Landkreis fit für die Zukunft machen!

Landkreis fit für die Zukunft machen!

Wie kann die Wirtschaft im Landkreis Tirschenreuth vorangebracht werden? Eine Frage, die sich nicht nur der Kreisverband der Jungen Union, sondern auch der Wirtschaftsförderer Manfred Dietrich tagtäglich stellt. Um die gemeinsamen Vorstellungen zu diskutieren, traf man sich im Gründerzentrum Waldsassen. 

Seit 2002 gebe es nun die Wirtschaftsförderungsgesellschaft im Landkreis Tirschenreuth. Und die Bilanz könne sich durchaus sehen lassen, stellte der Geschäftsführer Manfred Dietrich heraus. Vor allem seit der Verschmelzung des Gründerzentrums mit der Wirtschaftsförderung im Jahr 2003 könne man viel wirtschaftlicher und effektiver agieren. Denn die Arbeit beschränkt sich nicht nur auf die betriebswirtschaftliche Betreuung im meist um die 100% ausgelasteten Gründerzentrum. In den letzten drei Jahren wurden auch über 320 Existenzgründergespräche geführt. Dabei betonte Dietrich, dass bei den Gesprächen der Fokus auf dem ganzen Landkreis liege. Dazu beigetragen hat auch z.B. auch die regelmäßige Sprechstunde in Erbendorf und Kemnath. 

Besonders gut funktioniere in diesem Bereich die Kooperation mit dem Projekt “ImPuls“ der Kolping Berufshilfe die ebenso Schulungen, Beratung und Begleitung für Existenzgründer anbietet. Gemeinsam habe man schon viele Existenzgründungen im Landkreis Tirschenreuth auf den Weg bringen und unterstützen können. 

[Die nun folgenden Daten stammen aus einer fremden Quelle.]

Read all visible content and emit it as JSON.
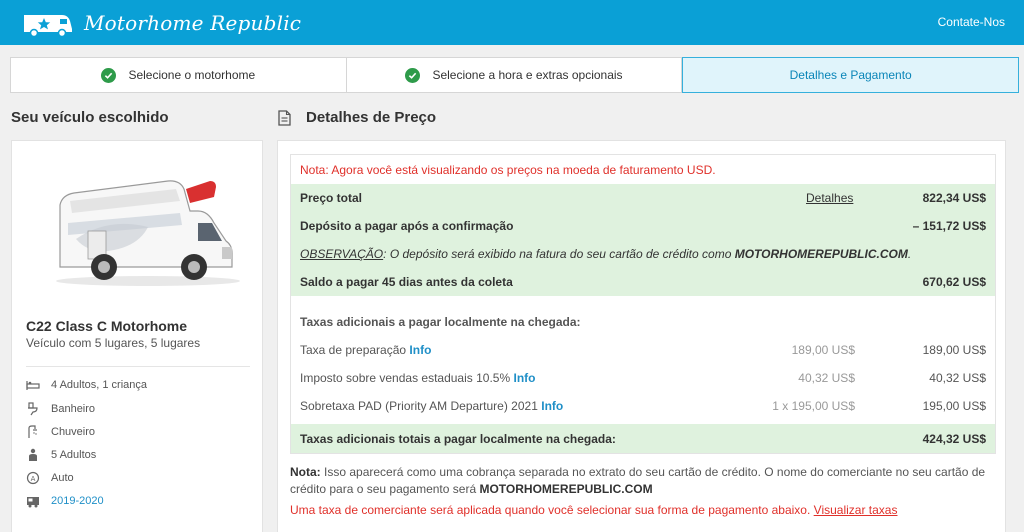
{
  "brand": {
    "name": "Motorhome Republic",
    "color": "#0aa0d6"
  },
  "header": {
    "contact_label": "Contate-Nos"
  },
  "steps": [
    {
      "label": "Selecione o motorhome",
      "state": "done"
    },
    {
      "label": "Selecione a hora e extras opcionais",
      "state": "done"
    },
    {
      "label": "Detalhes e Pagamento",
      "state": "active"
    }
  ],
  "vehicle": {
    "section_title": "Seu veículo escolhido",
    "name": "C22 Class C Motorhome",
    "subtitle": "Veículo com 5 lugares, 5 lugares",
    "features": [
      {
        "icon": "bed-icon",
        "label": "4 Adultos, 1 criança"
      },
      {
        "icon": "toilet-icon",
        "label": "Banheiro"
      },
      {
        "icon": "shower-icon",
        "label": "Chuveiro"
      },
      {
        "icon": "person-icon",
        "label": "5 Adultos"
      },
      {
        "icon": "automatic-transmission-icon",
        "label": "Auto"
      },
      {
        "icon": "vehicle-year-icon",
        "label": "2019-2020"
      }
    ]
  },
  "pricing": {
    "section_title": "Detalhes de Preço",
    "currency_note": "Nota: Agora você está visualizando os preços na moeda de faturamento USD.",
    "total_label": "Preço total",
    "details_link": "Detalhes",
    "total_amount": "822,34 US$",
    "deposit_label": "Depósito a pagar após a confirmação",
    "deposit_amount": "– 151,72 US$",
    "observation_prefix": "OBSERVAÇÃO",
    "observation_text": ": O depósito será exibido na fatura do seu cartão de crédito como ",
    "observation_merchant": "MOTORHOMEREPUBLIC.COM",
    "observation_suffix": ".",
    "balance_label": "Saldo a pagar 45 dias antes da coleta",
    "balance_amount": "670,62 US$",
    "local_fees_heading": "Taxas adicionais a pagar localmente na chegada:",
    "local_fees": [
      {
        "label": "Taxa de preparação",
        "info": "Info",
        "unit": "189,00 US$",
        "amount": "189,00 US$"
      },
      {
        "label": "Imposto sobre vendas estaduais 10.5%",
        "info": "Info",
        "unit": "40,32 US$",
        "amount": "40,32 US$"
      },
      {
        "label": "Sobretaxa PAD (Priority AM Departure) 2021",
        "info": "Info",
        "unit": "1 x 195,00 US$",
        "amount": "195,00 US$"
      }
    ],
    "local_total_label": "Taxas adicionais totais a pagar localmente na chegada:",
    "local_total_amount": "424,32 US$",
    "note_label": "Nota:",
    "note_text": " Isso aparecerá como uma cobrança separada no extrato do seu cartão de crédito. O nome do comerciante no seu cartão de crédito para o seu pagamento será ",
    "note_merchant": "MOTORHOMEREPUBLIC.COM",
    "merchant_fee_text": "Uma taxa de comerciante será aplicada quando você selecionar sua forma de pagamento abaixo. ",
    "merchant_fee_link": "Visualizar taxas"
  }
}
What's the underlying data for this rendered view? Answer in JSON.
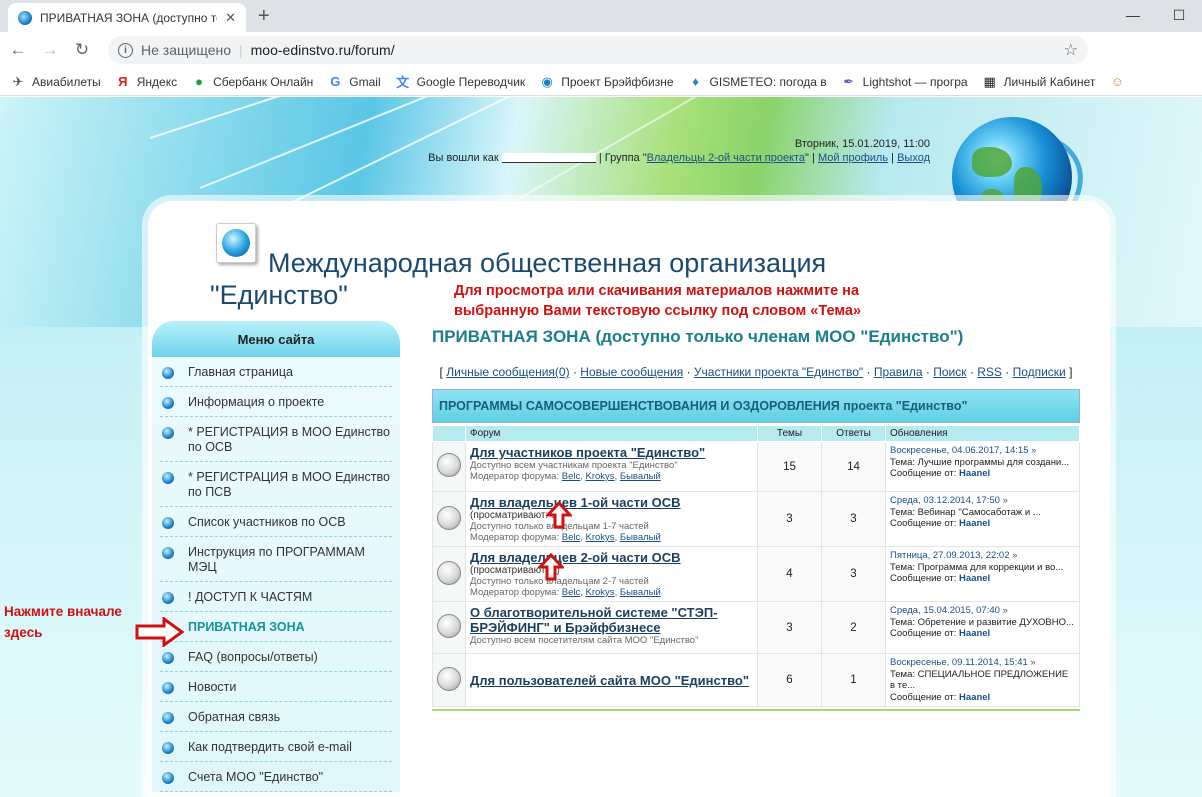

Neben der Betreuung von Unternehmensneugründungen versteht sich der Wirtschaftsförderer vor allem als Dienstleister in den Bereichen Firmenansiedlungen, Firmenerweiterungen, Konsolidierungen und Firmennachfolge. Für diese Arbeit profitiere er von einem breiten Netzwerk, das in den letzten Jahren aufgebaut wurde und alle Einrichtungen des Landkreises Tirschenreuth in diesem Bereich umfasst. Dabei betonte Dietrich, dass man es auch endlich schaffen müsse, viel mehr „als Region Nordoberpfalz zu denken“. Nur so können die Stärken der Region effektiv genutzt werden. Aktuelle Projekte sind derzeit u.a. die Etablierung des Landkreises als Call Center Standort oder die deutsch-chinesische Kooperationen. 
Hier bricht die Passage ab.